Relationship between Neovascularization and Aortic Wall Enhancement in Type A Aortic Dissection

Aorta (Stamford). 2024 Apr;12(2):25-31. doi: 10.1055/s-0044-1791669. Epub 2024 Dec 31.

Abstract

Background: Aortic wall enhancement (AWE), evaluated with computed tomography angiography in Type B aortic dissection, is associated with aortic remodeling. This study aimed to evaluate the relationship between AWE and pathological findings of the aortic wall using an aortic wall sample from a Type A aortic dissection (TAD).

Methods: We examined patients with TAD treated between January 2012 and February 2023.

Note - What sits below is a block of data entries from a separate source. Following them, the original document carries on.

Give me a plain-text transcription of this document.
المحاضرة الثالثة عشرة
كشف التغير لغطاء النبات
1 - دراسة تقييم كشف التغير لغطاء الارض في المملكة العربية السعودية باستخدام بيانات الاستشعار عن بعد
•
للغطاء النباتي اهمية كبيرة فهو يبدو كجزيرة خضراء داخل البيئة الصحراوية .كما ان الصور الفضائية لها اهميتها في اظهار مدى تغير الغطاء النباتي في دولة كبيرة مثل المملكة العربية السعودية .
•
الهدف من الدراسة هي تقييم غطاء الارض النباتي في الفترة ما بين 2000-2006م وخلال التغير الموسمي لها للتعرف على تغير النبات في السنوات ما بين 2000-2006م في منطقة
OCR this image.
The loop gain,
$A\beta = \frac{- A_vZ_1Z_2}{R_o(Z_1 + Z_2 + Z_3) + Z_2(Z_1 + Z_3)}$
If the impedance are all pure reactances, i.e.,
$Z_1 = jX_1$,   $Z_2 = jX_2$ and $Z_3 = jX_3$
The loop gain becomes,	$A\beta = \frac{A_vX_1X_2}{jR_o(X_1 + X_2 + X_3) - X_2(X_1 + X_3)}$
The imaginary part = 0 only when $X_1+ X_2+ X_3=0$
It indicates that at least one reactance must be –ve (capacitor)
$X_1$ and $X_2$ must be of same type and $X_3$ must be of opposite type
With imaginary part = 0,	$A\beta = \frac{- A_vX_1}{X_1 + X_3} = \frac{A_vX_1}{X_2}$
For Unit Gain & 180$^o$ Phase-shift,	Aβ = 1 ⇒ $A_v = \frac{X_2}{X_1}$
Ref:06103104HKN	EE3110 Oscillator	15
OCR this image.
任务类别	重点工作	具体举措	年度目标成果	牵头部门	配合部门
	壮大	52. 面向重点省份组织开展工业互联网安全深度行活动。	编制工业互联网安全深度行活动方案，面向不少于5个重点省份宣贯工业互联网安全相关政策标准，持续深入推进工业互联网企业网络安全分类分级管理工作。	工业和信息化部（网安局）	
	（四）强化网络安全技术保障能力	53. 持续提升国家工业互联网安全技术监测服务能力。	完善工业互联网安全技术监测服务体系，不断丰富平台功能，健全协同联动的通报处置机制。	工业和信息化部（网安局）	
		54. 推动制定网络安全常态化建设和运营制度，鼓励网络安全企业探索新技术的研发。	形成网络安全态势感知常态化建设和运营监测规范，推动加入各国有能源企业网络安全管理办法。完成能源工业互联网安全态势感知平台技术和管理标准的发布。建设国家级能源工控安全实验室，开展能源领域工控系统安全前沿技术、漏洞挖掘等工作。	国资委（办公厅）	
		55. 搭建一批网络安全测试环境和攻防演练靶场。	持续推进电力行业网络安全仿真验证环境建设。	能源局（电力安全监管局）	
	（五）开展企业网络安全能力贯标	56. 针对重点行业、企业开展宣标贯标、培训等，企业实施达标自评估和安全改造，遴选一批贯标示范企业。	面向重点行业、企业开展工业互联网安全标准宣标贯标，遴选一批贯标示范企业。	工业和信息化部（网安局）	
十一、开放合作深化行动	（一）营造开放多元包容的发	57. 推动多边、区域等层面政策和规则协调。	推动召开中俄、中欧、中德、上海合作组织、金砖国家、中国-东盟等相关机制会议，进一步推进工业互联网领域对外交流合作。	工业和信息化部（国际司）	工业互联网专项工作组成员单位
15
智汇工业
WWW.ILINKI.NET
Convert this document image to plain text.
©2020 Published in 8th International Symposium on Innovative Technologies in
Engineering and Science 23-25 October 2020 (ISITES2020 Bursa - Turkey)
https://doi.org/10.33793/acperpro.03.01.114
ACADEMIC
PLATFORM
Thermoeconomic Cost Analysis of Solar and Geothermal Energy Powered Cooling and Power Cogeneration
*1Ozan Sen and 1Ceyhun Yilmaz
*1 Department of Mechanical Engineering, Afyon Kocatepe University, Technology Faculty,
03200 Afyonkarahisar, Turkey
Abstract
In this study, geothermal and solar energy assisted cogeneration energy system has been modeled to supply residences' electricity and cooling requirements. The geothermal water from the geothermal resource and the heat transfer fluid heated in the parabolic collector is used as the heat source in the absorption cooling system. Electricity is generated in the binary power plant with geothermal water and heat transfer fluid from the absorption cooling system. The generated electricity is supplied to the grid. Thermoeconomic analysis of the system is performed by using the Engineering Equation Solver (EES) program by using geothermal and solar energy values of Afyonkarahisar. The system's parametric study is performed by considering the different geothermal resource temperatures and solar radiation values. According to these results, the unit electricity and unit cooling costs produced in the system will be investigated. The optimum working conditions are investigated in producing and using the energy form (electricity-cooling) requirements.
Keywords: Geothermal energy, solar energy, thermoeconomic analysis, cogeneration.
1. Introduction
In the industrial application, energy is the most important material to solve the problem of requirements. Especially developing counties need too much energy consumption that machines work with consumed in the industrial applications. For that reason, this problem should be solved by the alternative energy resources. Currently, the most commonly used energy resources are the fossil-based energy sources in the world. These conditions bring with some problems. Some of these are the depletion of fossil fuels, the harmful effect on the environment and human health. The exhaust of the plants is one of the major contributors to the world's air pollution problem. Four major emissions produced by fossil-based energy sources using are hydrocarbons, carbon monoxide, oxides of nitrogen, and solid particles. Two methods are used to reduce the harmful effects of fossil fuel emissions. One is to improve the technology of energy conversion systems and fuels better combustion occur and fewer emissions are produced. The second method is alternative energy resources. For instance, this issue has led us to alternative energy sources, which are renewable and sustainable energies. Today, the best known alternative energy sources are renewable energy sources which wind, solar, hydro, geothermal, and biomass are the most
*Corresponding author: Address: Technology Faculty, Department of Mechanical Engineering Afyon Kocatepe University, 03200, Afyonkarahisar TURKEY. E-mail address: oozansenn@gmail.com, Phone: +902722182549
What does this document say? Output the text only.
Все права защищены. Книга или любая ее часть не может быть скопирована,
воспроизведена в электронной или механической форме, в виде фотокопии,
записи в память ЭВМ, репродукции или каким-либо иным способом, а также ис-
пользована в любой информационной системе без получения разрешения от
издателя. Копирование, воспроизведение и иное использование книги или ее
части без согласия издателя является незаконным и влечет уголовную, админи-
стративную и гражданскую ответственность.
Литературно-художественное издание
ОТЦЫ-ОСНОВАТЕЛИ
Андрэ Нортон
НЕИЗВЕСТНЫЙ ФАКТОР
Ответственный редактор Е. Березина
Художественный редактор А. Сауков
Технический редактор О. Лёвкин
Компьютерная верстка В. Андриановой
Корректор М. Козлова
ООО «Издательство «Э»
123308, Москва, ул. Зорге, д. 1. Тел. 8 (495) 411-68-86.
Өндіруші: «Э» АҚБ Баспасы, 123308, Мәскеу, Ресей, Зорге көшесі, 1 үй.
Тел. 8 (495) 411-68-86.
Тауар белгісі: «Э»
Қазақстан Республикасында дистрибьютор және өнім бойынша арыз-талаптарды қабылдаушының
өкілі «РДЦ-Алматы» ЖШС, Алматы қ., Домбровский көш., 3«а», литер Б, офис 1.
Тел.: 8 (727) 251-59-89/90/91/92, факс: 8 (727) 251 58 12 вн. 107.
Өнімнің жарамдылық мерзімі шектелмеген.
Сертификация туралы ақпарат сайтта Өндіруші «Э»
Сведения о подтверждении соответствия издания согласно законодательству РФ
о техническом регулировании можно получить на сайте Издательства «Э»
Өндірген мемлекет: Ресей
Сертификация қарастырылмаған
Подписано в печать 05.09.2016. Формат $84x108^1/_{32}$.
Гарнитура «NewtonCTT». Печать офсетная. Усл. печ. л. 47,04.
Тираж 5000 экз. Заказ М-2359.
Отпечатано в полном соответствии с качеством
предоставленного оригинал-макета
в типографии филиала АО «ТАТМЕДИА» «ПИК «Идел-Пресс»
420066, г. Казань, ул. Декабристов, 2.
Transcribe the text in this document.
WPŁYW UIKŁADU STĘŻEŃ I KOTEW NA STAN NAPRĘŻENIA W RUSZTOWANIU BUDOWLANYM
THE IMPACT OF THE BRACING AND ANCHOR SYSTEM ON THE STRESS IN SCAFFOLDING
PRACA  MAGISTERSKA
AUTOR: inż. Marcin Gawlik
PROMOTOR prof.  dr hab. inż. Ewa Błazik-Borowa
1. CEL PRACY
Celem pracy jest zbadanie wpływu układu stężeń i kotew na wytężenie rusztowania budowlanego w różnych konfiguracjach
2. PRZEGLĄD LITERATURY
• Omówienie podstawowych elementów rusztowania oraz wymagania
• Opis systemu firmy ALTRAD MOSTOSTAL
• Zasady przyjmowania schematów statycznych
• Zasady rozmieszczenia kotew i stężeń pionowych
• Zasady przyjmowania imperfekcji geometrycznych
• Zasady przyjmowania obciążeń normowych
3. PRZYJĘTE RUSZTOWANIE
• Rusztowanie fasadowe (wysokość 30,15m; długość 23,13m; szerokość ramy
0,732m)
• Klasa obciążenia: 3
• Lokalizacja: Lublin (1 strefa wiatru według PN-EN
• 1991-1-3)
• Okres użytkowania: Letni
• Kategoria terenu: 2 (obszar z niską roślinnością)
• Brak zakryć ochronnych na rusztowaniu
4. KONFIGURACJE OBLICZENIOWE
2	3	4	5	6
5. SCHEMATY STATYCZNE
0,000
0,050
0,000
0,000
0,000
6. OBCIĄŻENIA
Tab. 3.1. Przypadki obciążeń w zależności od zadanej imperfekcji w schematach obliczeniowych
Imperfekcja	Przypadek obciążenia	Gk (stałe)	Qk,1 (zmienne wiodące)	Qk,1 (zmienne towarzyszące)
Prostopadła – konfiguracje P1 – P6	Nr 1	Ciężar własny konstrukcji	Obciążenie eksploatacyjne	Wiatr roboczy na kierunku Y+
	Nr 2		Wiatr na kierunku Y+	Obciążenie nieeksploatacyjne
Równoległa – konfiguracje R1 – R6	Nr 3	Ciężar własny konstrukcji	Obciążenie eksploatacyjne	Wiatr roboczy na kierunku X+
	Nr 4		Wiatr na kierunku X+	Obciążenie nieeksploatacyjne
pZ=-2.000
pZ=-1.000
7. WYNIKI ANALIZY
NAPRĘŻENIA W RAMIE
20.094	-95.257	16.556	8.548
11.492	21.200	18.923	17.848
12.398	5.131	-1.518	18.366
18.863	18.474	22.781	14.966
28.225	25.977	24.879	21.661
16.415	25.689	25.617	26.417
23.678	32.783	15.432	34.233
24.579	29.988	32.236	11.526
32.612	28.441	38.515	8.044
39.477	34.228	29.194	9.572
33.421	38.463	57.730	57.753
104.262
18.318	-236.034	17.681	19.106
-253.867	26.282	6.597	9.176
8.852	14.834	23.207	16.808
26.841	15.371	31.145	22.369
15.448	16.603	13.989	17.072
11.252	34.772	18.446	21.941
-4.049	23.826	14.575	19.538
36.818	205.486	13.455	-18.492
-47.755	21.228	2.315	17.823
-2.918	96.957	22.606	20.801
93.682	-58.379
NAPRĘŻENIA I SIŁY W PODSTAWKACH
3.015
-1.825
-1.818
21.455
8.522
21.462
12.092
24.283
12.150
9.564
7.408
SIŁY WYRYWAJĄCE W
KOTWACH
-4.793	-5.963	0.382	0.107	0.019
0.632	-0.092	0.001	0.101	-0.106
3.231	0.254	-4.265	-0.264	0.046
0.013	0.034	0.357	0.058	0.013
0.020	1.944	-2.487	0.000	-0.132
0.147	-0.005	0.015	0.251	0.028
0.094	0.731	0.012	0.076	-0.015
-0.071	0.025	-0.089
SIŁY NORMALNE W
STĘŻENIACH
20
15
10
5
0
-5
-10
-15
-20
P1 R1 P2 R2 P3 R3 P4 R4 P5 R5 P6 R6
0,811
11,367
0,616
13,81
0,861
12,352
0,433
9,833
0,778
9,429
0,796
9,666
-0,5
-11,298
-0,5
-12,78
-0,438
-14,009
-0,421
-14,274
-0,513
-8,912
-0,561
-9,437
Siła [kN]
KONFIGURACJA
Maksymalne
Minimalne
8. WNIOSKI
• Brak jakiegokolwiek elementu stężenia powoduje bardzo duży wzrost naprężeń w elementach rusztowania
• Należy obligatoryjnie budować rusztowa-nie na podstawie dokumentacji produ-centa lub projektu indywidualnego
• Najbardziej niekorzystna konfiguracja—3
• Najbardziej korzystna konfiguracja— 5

Results: Twelve cases were examined pathologically: five cases in the hyperacute phase, three in the acute phase, and four in the subacute phase. AWE thickness significantly differed as time progressed (0 vs. 1.7 vs. 2.8 mm, p < 0.001). A significant increase in granulation was observed in the acute and subacute phases (0 vs. 761 vs. 423 µm, p < 0.001). Furthermore, a fibrous complex of internal adventitia (FCIA) developed on the medial side of the adventitia over time since its onset and was found to be thickened (175 vs. 415 vs. 1,078 µm, p < 0.001). The thickness of the granulation tissue and FCIA, where there was abundant neovascularization, was consistent with the thickness of the AWE.

Conclusion: AWE was observed in TAD and increased as time progressed. FCIA and granulation tissue developed, and AWE reflected neovascularization at the adventitia.